Accenture’s recent High-Performance Finance Study – The CFO as Architect of Business Value examines the evolving role of the CFO. The study was based on a survey of 617 executives, from 28 countries, operating in 10 sectors.
Find a report summary here.
Digital technology—which may include cloud computing or software as a service (SaaS), big data and/or analytics, mobility and social media— is having a profound impact on the finance function’s performance. CFOs are uniquely poised to exploit the digital revolution, given their position at the intersection of finance, technology, and strategy.
“Technology is central to the finance strategy and agenda. Organizations can’t have optimal efficiency and effectiveness without focusing on enabling technologies. In today’s world, where there’s an abundance of data, it’s particularly important that organizations raise their game in managing, analyzing and presenting data in a way that yields the greatest value for the business. And the CFO and finance function are critical to making that happen.”

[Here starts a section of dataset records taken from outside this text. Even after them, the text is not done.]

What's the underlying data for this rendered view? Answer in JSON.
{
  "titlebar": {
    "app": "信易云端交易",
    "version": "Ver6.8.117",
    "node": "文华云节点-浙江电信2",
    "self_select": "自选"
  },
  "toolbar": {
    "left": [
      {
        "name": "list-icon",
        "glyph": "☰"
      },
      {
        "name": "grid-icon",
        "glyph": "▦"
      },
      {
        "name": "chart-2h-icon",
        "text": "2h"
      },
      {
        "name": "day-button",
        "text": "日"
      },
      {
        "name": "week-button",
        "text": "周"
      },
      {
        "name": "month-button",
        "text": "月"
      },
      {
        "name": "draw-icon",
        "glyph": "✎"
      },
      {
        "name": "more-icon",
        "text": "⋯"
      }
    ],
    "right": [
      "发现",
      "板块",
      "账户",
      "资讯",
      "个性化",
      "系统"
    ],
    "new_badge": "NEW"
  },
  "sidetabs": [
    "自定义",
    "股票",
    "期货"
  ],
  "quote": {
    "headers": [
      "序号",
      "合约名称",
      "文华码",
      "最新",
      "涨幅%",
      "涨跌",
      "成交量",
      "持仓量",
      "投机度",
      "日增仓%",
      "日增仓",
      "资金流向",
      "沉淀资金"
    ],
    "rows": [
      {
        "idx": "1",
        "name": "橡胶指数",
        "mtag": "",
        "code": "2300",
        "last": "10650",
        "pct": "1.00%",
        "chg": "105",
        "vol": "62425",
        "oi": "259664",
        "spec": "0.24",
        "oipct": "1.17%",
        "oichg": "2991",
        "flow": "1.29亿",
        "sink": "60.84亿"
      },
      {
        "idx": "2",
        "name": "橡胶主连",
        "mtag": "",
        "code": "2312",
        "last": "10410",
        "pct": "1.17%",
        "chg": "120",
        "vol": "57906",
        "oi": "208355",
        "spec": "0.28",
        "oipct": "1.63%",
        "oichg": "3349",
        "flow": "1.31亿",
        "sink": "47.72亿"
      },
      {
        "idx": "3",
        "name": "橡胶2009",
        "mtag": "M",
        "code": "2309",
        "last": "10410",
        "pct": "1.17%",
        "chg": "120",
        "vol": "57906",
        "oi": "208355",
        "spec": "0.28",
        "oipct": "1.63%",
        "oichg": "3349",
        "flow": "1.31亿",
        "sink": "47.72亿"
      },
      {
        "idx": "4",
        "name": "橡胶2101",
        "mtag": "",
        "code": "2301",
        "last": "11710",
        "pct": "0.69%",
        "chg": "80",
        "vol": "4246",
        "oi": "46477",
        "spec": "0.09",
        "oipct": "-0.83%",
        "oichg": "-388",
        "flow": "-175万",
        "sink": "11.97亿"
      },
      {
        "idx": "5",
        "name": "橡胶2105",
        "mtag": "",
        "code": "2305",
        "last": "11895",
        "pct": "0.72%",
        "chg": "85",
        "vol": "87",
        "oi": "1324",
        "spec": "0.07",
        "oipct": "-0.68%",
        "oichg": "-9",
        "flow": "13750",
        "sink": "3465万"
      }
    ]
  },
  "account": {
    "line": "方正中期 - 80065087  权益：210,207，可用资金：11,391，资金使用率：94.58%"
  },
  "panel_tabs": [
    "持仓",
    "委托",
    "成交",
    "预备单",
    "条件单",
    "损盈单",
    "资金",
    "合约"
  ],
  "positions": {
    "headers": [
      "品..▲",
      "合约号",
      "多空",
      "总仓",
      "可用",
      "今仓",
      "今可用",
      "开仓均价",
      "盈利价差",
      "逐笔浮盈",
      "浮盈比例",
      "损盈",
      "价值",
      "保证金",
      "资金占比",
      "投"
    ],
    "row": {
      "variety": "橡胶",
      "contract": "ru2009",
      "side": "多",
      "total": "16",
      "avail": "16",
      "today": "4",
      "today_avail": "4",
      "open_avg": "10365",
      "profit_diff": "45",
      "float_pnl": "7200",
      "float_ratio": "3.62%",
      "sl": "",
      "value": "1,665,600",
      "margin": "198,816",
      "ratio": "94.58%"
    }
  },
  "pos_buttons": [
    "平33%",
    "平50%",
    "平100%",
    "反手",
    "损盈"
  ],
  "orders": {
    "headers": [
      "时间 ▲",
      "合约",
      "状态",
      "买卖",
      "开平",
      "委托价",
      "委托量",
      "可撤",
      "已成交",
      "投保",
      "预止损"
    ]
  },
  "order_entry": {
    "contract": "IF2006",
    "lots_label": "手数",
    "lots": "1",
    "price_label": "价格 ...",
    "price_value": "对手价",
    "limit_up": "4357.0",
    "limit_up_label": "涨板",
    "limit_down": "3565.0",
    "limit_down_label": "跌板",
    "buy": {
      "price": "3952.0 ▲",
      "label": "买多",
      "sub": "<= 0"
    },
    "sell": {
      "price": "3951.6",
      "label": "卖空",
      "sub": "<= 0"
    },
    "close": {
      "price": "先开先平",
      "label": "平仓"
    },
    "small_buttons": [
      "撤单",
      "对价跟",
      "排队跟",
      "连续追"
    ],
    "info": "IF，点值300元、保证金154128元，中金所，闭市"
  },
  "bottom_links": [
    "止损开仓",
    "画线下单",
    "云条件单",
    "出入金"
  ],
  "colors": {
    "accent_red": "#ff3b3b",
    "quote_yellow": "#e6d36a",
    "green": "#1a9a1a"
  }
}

-David Rowland, CFO at Accenture
Many organizations are planning to invest heavily in digital technologies over the next two years. More than one-third report a greater than 25 percent increase in investment in cloud and software as a service. More than one-quarter report the same level of investment increase in big data and analytics, while for mobile it is 23 per cent.

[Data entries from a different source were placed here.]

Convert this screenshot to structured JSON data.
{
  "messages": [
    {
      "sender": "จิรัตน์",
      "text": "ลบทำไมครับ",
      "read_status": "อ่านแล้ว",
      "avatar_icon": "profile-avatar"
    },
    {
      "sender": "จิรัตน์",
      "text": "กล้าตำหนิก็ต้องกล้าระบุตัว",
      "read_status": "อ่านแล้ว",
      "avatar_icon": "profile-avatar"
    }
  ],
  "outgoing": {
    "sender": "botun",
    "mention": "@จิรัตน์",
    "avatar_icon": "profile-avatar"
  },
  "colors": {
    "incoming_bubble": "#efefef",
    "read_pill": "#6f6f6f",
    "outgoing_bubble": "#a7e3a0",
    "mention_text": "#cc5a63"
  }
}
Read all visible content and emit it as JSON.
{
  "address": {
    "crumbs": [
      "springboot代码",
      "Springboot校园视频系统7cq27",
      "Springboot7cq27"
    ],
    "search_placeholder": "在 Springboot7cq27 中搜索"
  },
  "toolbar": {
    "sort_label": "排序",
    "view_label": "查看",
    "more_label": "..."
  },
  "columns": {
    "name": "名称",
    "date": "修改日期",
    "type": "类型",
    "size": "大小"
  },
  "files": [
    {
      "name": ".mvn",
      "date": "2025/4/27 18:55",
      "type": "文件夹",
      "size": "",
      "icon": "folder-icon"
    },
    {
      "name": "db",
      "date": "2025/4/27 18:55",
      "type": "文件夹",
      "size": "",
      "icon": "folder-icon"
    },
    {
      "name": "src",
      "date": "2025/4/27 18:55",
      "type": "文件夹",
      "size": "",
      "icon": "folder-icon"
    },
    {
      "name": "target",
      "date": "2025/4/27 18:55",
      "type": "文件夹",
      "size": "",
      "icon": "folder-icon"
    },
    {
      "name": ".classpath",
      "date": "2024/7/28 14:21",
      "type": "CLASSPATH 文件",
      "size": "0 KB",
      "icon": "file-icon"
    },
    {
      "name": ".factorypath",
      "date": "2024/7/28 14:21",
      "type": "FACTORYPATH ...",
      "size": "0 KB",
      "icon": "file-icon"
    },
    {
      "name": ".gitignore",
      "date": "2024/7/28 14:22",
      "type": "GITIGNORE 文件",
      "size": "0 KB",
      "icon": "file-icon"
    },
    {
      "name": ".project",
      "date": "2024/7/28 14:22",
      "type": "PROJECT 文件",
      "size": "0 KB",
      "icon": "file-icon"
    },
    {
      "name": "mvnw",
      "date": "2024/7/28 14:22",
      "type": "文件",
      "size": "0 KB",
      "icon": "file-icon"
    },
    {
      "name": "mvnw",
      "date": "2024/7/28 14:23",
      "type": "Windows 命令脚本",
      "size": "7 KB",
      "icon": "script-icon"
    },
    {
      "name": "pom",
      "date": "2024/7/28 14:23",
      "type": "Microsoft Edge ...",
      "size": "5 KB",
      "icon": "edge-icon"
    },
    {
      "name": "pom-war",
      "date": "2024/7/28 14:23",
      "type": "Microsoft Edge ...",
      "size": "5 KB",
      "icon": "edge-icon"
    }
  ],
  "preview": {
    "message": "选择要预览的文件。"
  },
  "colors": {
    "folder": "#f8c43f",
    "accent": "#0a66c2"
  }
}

CFO involvement is most likely to be in redefining the cost model of the business as new technologies are implemented. “Clearly, finance has a very significant role in identifying what data needs to be unlocked and evaluating its potential benefits,” says Jay S. Benet of Travelers. “At Travelers, we try to bring a fact-based, common-sense approach to business decision making, using insight and judgment to weigh benefits against their costs.”

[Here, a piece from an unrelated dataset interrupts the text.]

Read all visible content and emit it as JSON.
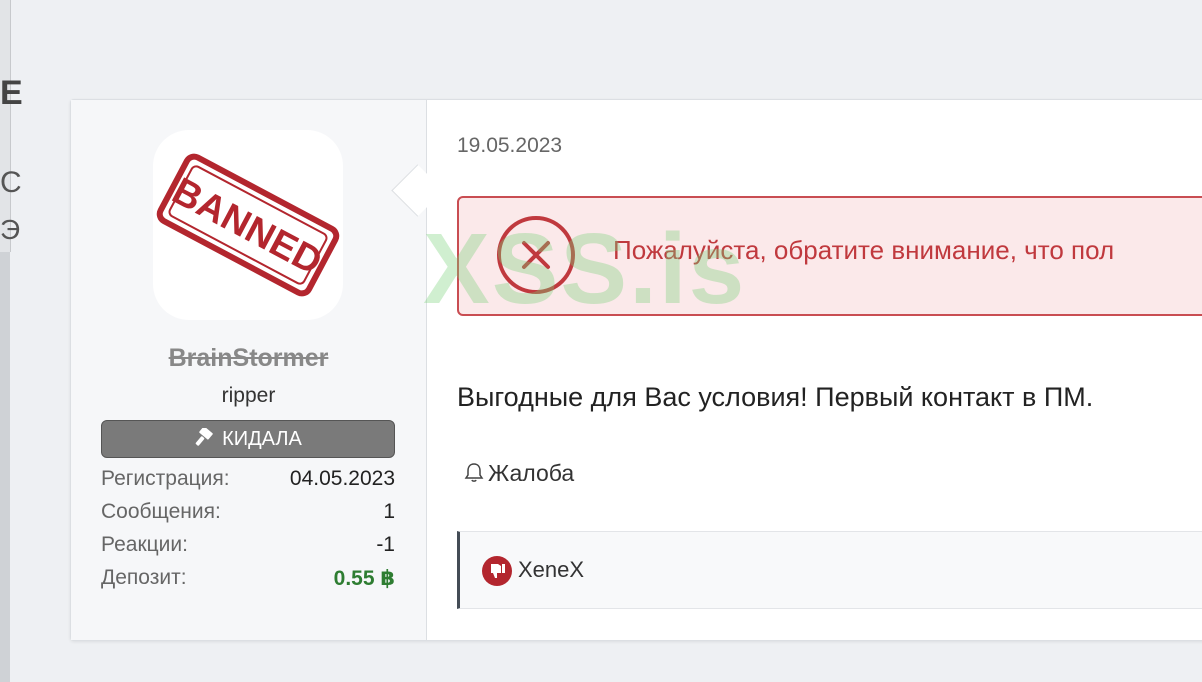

Given the growing value role of the CFO across the business, the CFO’s involvement in decisions touching digital should increase. “Finance often leads the way with digital technology, partly because of self-preservation,” says Peter Kelly, CFO of NXP Semiconductors. “There’s so much information you need to run your business and, at the same time, you are under constant cost pressure, so you are forced to be quite innovative to work out what is going on, and typically with reduced resources every year. So I think finance people are pretty critical to the development of systems in the company.”